Tech giant Oracle Corp. said Friday it will move its headquarters from Silicon Valley to Austin, Texas, and let many employees choose their office locations and decide whether to work from home.
The business software maker said it will keep major hubs at its current home in Redwood City, California, and other locations.
“We believe these moves best position Oracle for growth and provide our personnel with more flexibility about where and how they work,” the company said in a regulatory filing.
The move comes the same week that Tesla founder Elon Musk announced that he has moved to Austin. Musk had criticized California officials for restrictions designed to limit the coronavirus pandemic.
Texas Gov. Greg Abbott quickly boasted about Oracle’s decision.
“Oracle just announced they have moved their headquarters to Austin,” Abbott tweeted. “Texas is truly the land of business, jobs, and opportunity. We will continue to attract the very best.”

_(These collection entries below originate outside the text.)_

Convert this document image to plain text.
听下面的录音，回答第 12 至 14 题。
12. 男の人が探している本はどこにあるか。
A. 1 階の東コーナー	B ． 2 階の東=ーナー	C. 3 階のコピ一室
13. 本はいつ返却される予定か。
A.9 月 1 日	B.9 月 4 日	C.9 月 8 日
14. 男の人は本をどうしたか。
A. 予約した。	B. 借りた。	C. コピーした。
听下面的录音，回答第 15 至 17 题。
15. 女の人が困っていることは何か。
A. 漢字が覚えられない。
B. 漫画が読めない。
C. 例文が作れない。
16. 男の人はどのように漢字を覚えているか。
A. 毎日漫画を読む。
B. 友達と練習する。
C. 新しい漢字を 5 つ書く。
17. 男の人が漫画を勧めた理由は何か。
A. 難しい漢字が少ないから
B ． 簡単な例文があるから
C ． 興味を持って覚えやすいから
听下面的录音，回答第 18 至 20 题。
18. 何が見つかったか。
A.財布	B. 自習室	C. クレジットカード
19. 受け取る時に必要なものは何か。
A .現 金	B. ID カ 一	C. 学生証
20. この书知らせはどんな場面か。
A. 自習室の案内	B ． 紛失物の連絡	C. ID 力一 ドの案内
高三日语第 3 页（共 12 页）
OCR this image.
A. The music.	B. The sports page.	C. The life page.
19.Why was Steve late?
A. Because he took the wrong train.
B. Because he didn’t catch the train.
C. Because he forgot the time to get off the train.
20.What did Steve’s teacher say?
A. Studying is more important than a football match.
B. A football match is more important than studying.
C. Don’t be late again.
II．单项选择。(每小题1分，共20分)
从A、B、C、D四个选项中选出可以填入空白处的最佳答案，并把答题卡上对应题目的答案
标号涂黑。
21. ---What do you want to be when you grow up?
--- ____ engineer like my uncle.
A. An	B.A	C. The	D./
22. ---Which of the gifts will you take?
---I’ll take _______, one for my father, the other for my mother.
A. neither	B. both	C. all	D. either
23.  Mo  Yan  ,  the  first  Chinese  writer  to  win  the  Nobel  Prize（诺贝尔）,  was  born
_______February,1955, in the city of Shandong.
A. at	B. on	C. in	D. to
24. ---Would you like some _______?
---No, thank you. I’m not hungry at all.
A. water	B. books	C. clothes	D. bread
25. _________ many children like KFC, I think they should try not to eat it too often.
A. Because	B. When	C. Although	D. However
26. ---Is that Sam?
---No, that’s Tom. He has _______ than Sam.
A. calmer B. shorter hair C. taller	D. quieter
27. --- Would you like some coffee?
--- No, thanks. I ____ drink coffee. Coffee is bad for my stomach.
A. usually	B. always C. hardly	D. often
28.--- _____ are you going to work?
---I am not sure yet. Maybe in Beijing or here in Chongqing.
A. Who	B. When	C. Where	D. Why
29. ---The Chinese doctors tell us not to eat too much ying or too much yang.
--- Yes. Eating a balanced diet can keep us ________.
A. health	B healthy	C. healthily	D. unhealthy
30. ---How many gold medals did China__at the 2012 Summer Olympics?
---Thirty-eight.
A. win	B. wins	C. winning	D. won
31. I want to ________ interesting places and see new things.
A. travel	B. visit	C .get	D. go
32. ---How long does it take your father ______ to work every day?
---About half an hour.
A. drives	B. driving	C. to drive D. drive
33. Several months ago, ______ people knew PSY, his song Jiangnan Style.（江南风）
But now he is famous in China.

Texas has long targeted companies in high-cost California for relocation. This month, Hewlett Packard Enterprise, one of the early companies in Silicon Valley, said it will move to the Houston area and build a campus with two five-story buildings by 2022. In 2018, Toyota shifted its U.S. headquarters from Southern California, to Plano, Texas, a Dallas suburb.
In its most recent fiscal year, which ended May 31, Oracle reported earnings of $10.1 billion on revenue of about $39 billion. The company was founded in Santa Clara, California, in 1977 and as of May 31, employed about 135,000 people.